Mit Verfügung vom 22. Mai 2015 sistierte das Obergericht das Rückführungsverfahren mit Blick auf eine fachärztliche Begutachtung des Kindes durch Dr. med. E., … Klinik F. Sodann regelte es mit Verfügung vom 23. Mai 2015 die Unterbringung zwecks Begutachtung sowie die Besuchs- und Kontaktrechte; weiter gab es den Parteien Gelegenheit, Einwände gegen den Gutachter zu erheben und Gutachterfragen zu formulieren. Mit Verfügung vom 29. Mai 2015 bestätigte das Obergericht die vorläufige Sistierung des Rückführungsverfahrens, die angeordnete Begutachtung von C. durch Dr. med. E. sowie die Besuchs- und Kontaktrechte; sodann formulierte es die Gutachterfragen und belehrte den Sachverständigen.

Am 22. Juni 2015 erstattete Dr. med. E. das Gutachten betreffend die Reisefähigkeit von C. und eine mögliche physische oder psychische Schädigung durch die Rückführung. Den Parteien wurde zum Gutachten das rechtliche Gehör gewährt.

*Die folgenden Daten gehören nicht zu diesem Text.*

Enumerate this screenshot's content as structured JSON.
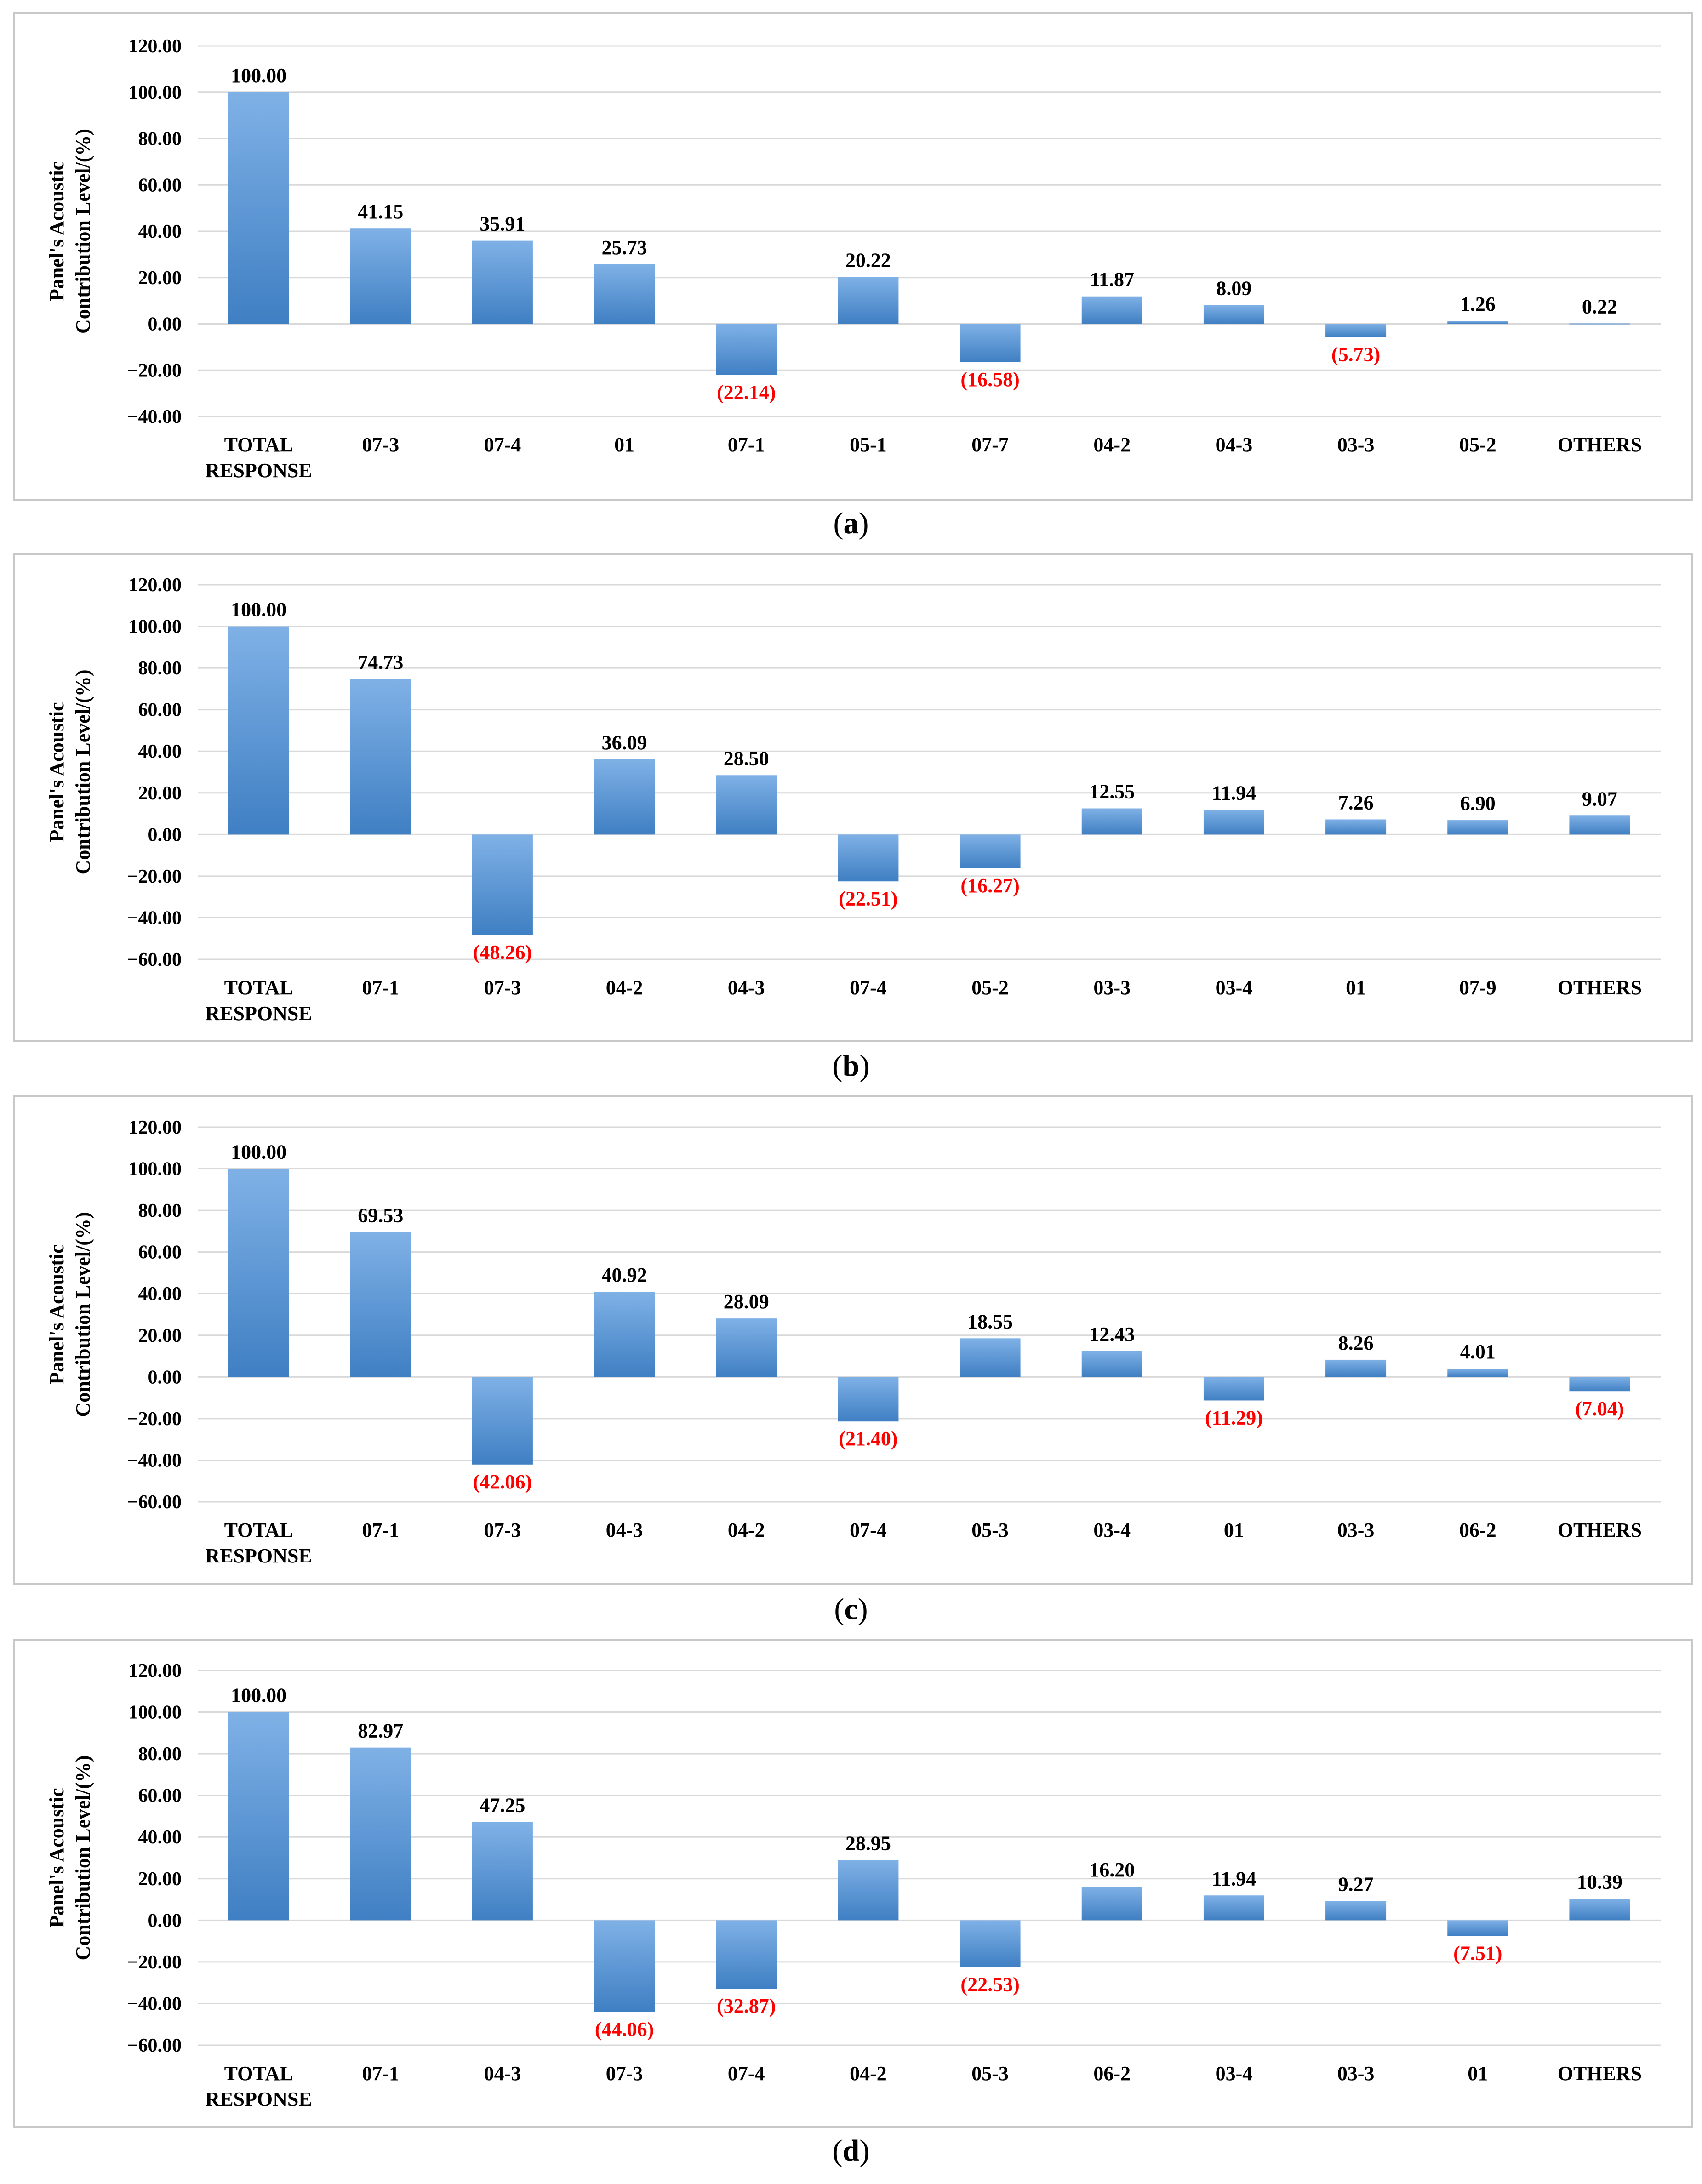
{
  "y_axis_title": [
    "Panel's Acoustic",
    "Contribution Level/(%)"
  ],
  "colors": {
    "bar_top": "#7fb1e6",
    "bar_bottom": "#3f7fc3",
    "negative_label": "#ff0000",
    "positive_label": "#000000",
    "gridline": "#d9d9d9",
    "frame": "#c8c8c8"
  },
  "chart_data": [
    {
      "type": "bar",
      "caption": "a",
      "categories": [
        "TOTAL RESPONSE",
        "07-3",
        "07-4",
        "01",
        "07-1",
        "05-1",
        "07-7",
        "04-2",
        "04-3",
        "03-3",
        "05-2",
        "OTHERS"
      ],
      "values": [
        100.0,
        41.15,
        35.91,
        25.73,
        -22.14,
        20.22,
        -16.58,
        11.87,
        8.09,
        -5.73,
        1.26,
        0.22
      ],
      "data_labels": [
        "100.00",
        "41.15",
        "35.91",
        "25.73",
        "(22.14)",
        "20.22",
        "(16.58)",
        "11.87",
        "8.09",
        "(5.73)",
        "1.26",
        "0.22"
      ],
      "yticks": [
        "120.00",
        "100.00",
        "80.00",
        "60.00",
        "40.00",
        "20.00",
        "0.00",
        "−20.00",
        "−40.00"
      ],
      "ylim": [
        -40,
        120
      ],
      "ylabel": "Panel's Acoustic Contribution Level/(%)"
    },
    {
      "type": "bar",
      "caption": "b",
      "categories": [
        "TOTAL RESPONSE",
        "07-1",
        "07-3",
        "04-2",
        "04-3",
        "07-4",
        "05-2",
        "03-3",
        "03-4",
        "01",
        "07-9",
        "OTHERS"
      ],
      "values": [
        100.0,
        74.73,
        -48.26,
        36.09,
        28.5,
        -22.51,
        -16.27,
        12.55,
        11.94,
        7.26,
        6.9,
        9.07
      ],
      "data_labels": [
        "100.00",
        "74.73",
        "(48.26)",
        "36.09",
        "28.50",
        "(22.51)",
        "(16.27)",
        "12.55",
        "11.94",
        "7.26",
        "6.90",
        "9.07"
      ],
      "yticks": [
        "120.00",
        "100.00",
        "80.00",
        "60.00",
        "40.00",
        "20.00",
        "0.00",
        "−20.00",
        "−40.00",
        "−60.00"
      ],
      "ylim": [
        -60,
        120
      ],
      "ylabel": "Panel's Acoustic Contribution Level/(%)"
    },
    {
      "type": "bar",
      "caption": "c",
      "categories": [
        "TOTAL RESPONSE",
        "07-1",
        "07-3",
        "04-3",
        "04-2",
        "07-4",
        "05-3",
        "03-4",
        "01",
        "03-3",
        "06-2",
        "OTHERS"
      ],
      "values": [
        100.0,
        69.53,
        -42.06,
        40.92,
        28.09,
        -21.4,
        18.55,
        12.43,
        -11.29,
        8.26,
        4.01,
        -7.04
      ],
      "data_labels": [
        "100.00",
        "69.53",
        "(42.06)",
        "40.92",
        "28.09",
        "(21.40)",
        "18.55",
        "12.43",
        "(11.29)",
        "8.26",
        "4.01",
        "(7.04)"
      ],
      "yticks": [
        "120.00",
        "100.00",
        "80.00",
        "60.00",
        "40.00",
        "20.00",
        "0.00",
        "−20.00",
        "−40.00",
        "−60.00"
      ],
      "ylim": [
        -60,
        120
      ],
      "ylabel": "Panel's Acoustic Contribution Level/(%)"
    },
    {
      "type": "bar",
      "caption": "d",
      "categories": [
        "TOTAL RESPONSE",
        "07-1",
        "04-3",
        "07-3",
        "07-4",
        "04-2",
        "05-3",
        "06-2",
        "03-4",
        "03-3",
        "01",
        "OTHERS"
      ],
      "values": [
        100.0,
        82.97,
        47.25,
        -44.06,
        -32.87,
        28.95,
        -22.53,
        16.2,
        11.94,
        9.27,
        -7.51,
        10.39
      ],
      "data_labels": [
        "100.00",
        "82.97",
        "47.25",
        "(44.06)",
        "(32.87)",
        "28.95",
        "(22.53)",
        "16.20",
        "11.94",
        "9.27",
        "(7.51)",
        "10.39"
      ],
      "yticks": [
        "120.00",
        "100.00",
        "80.00",
        "60.00",
        "40.00",
        "20.00",
        "0.00",
        "−20.00",
        "−40.00",
        "−60.00"
      ],
      "ylim": [
        -60,
        120
      ],
      "ylabel": "Panel's Acoustic Contribution Level/(%)"
    }
  ]
}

Am 26. und 27. Juni 2015 fand auf Initiative des Bundesamtes für Justiz erneut ein Mediationsversuch statt, welcher indes scheiterte.

Mit Entscheid vom 29. Juni 2015 wies das Obergericht das Gesuch um Abänderung des Rückführungsentscheides vom 6. Mai 2015 ab und hob die Sistierung des Rückführungsvollzugs auf.

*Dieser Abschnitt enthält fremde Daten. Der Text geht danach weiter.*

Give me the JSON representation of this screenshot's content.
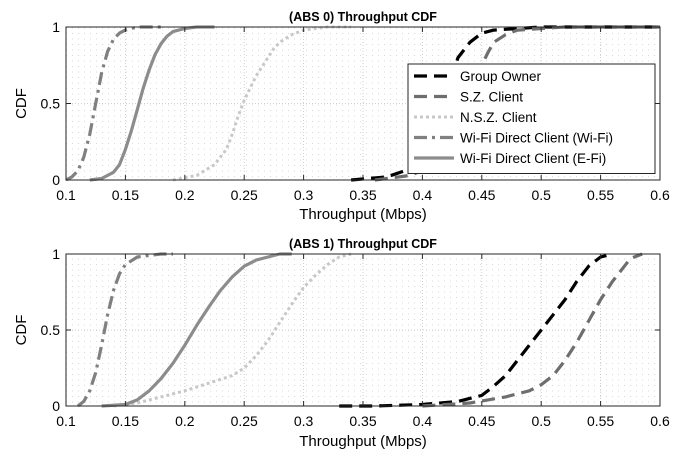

D. Gegen den Entscheid vom 29. Juni 2015 hat der Vater am 8. Juli 2015 eine Beschwerde eingereicht mit den Begehren, in Änderung der Ziff. 1 und 3 dieses Entscheides sei der Rückführungsentscheid vom 6. Mai 2015 abzuändern und auf eine Rückführung zu verzichten, sei die mit Entscheid vom 29. Mai 2015 verfügte Kontaktbeschränkung aufzuheben, sei die Kantonspolizei Aargau anzuweisen, die angeordneten Eintragungen in den Fahndungssystemen zu löschen und seien die sich in den Akten befindenden Reisedokumente auszuhändigen. Sodann wird ein Antrag auf Erteilung der aufschiebenden Wirkung gestellt. Es wurden keine Vernehmlassungen eingeholt; die Mutter ist durch den vorliegenden Entscheid nicht beschwert und der Kinderanwalt hätte gegen den angefochtenen Entscheid selbständig Beschwerde erheben können. Das Gutachten wurde durch das Obergericht des Kantons Aargau per Fax gesendet.

Kindsentführung und Rückführungspflicht:

Das Obergericht ist von einem widerrechtlichen Zurückhalten des Kindes im Sinn von Art. 3 lit. a HKÜ ausgegangen. Es hat befunden, gemäss mexikanischem Recht bleibe das gemeinsame Sorge- und Aufenthaltsbestimmungsrecht nach einer Trennung oder Scheidung der Eltern bestehen und überdies hätten die Eltern dies nach ihrer Trennung auch ausdrücklich so vereinbart. Gemäss Bestätigung der mexikanischen Zentralbehörde könne diesfalls der Inhaber der Obhut nach mexikanischem Recht nicht einseitig über einen Wohnsitzwechsel des Kindes entscheiden. Die Mutter habe lediglich für einen beschränkten Ferienaufenthalt ihre Zustimmung gegeben. Durch den einseitigen Entscheid des Vaters, C. nicht mehr nach Mexiko zurückzubringen, verletze er das Sorgerecht der Mutter. Grundsätzlich bestehe somit eine Rückführungspflicht.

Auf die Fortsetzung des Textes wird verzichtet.